8 — Ampliação das penas para os crimes que atentam contra o próprio sistema criminal, tais como falso testemunho ou homicídio de policiais. Não adianta haver um sistema criminal estruturado, se ele for frágil e sem respostas contra ataques que sofre. Um sistema que não se valoriza e não exerce sua autoridade só gera a impunidade e a violação às suas normas. Atualmente, o falso testemunho tem pena branda, que incentiva chicanas processuais. A fraude processual e os favorecimentos real e pessoal, crimes que impedem a apuração de delitos ou incentivam a prática de outros, têm penas irrisórias e sequer são investigados. O crime de perjúrio não existe —e, lembrando o sistema norte-americano, o famoso caso envolvendo as investigações contra o ex-presidente Bill Clinton não decorreram da suposta relação sexual negada, mas sim da suposta falsidade desta negação. Além das centenas de policiais militares que perderam a vida na luta contra o crime, há casos de vários juízes que pagaram com a vida o preço pela atuação firme e correta, dentre eles a Patrícia Acioli, do RJ, Alexandre de Castro Martins Filho, do ES, e Antônio José Machado Dias, de SP.

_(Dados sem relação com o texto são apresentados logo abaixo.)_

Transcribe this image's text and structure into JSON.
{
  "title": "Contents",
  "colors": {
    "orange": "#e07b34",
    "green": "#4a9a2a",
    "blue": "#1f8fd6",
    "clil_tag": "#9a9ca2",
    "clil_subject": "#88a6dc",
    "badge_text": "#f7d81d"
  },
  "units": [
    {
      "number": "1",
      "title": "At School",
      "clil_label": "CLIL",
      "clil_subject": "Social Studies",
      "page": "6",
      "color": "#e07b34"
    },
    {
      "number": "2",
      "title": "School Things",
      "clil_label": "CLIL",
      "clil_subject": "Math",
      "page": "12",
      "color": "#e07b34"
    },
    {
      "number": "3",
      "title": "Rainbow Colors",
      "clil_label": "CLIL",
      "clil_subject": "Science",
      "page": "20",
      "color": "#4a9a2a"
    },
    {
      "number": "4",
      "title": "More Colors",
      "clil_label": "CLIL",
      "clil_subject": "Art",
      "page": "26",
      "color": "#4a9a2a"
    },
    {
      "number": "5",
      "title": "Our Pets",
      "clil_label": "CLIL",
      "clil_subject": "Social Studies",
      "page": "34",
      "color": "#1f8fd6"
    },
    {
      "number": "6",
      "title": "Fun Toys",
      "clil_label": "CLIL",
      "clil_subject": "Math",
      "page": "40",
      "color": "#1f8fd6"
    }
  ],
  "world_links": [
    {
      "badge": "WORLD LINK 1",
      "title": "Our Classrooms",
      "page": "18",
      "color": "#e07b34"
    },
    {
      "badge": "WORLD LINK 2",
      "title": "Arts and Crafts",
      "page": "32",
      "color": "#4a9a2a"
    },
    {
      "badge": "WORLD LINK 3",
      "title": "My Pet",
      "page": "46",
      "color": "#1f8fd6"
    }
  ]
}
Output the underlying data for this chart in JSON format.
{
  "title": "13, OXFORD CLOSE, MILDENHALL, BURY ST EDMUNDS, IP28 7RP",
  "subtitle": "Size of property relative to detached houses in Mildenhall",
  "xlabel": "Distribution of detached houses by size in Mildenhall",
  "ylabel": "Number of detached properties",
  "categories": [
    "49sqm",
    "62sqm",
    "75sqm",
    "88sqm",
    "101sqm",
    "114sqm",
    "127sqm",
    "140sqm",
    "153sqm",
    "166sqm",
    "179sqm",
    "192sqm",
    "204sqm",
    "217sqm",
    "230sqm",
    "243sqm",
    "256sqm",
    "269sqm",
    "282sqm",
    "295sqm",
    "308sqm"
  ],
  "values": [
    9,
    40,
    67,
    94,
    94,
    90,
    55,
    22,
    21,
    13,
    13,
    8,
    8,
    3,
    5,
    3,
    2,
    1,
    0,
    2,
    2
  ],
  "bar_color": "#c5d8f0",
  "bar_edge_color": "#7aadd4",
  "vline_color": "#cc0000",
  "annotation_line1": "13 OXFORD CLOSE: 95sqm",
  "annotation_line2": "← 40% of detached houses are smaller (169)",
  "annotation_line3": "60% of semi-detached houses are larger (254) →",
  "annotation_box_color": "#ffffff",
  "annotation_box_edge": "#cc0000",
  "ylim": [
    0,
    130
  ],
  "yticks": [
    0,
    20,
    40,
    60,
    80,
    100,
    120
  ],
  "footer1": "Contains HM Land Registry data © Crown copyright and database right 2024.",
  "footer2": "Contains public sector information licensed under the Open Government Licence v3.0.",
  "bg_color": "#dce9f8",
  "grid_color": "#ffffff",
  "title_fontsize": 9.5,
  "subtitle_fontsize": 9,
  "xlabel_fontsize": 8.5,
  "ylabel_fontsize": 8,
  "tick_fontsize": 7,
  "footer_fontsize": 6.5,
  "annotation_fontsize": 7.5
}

9 — Valorização da experiência do juiz e do promotor, com apoio e aprovação da PEC que restabelece o ATS para integrantes de carreiras públicas remuneradas por subsídio e que não disponham de progressão funcional horizontal em face do tempo de serviço. Além das medidas práticas e legislativas, há necessidade de motivação para os magistrados. Como qualquer instituição ou empresa, além da estrutura material, é importante haver preocupação com as pessoas que a compõem. Curiosamente, os juízes e promotores são uma das poucas carreiras jurídicas do país cujos vencimentos são os mesmos ao entrar e sair do serviço público, pouco valendo a experiência na frente de batalha. Não é à toa que, recentemente, um conselheiro do CNJ teve de apontar aos demais a preocupação com o êxodo de magistrados, que, nos últimos cinco anos, 120 solicitaram exoneração para buscar outra carreira, 328 aposentaram-se antecipadamente e 83 candidatos aprovados em concurso para juiz não tomaram posse para optar por outra carreira.

10 — Criação de uma comissão plural no CNJ, com participação dos juízes, por suas associações, dos promotores e procuradores do Ministério Público, delegados e advogados para discussão de outros decálogos com sugestões envolvendo os demais agentes do Sistema Criminal, inclusive com relação aos projetos de Códigos Penal e Processo Penal que tramitam no Congresso Nacional.

Vilian Bollmann é juiz federal em Lages (SC), mestre em Ciência Jurídica pela Universidade do Vale do Itajaí e autor dos livros Novo código civil: princípios, inovações na parte geral e direito intertemporal, Juizados Especiais Federais: comentários à legislação de regência, Hipótese de Incidência Previdenciária e temas conexos e Justiça e Previdência.

Revista Consultor Jurídico, 7 de março de 2013.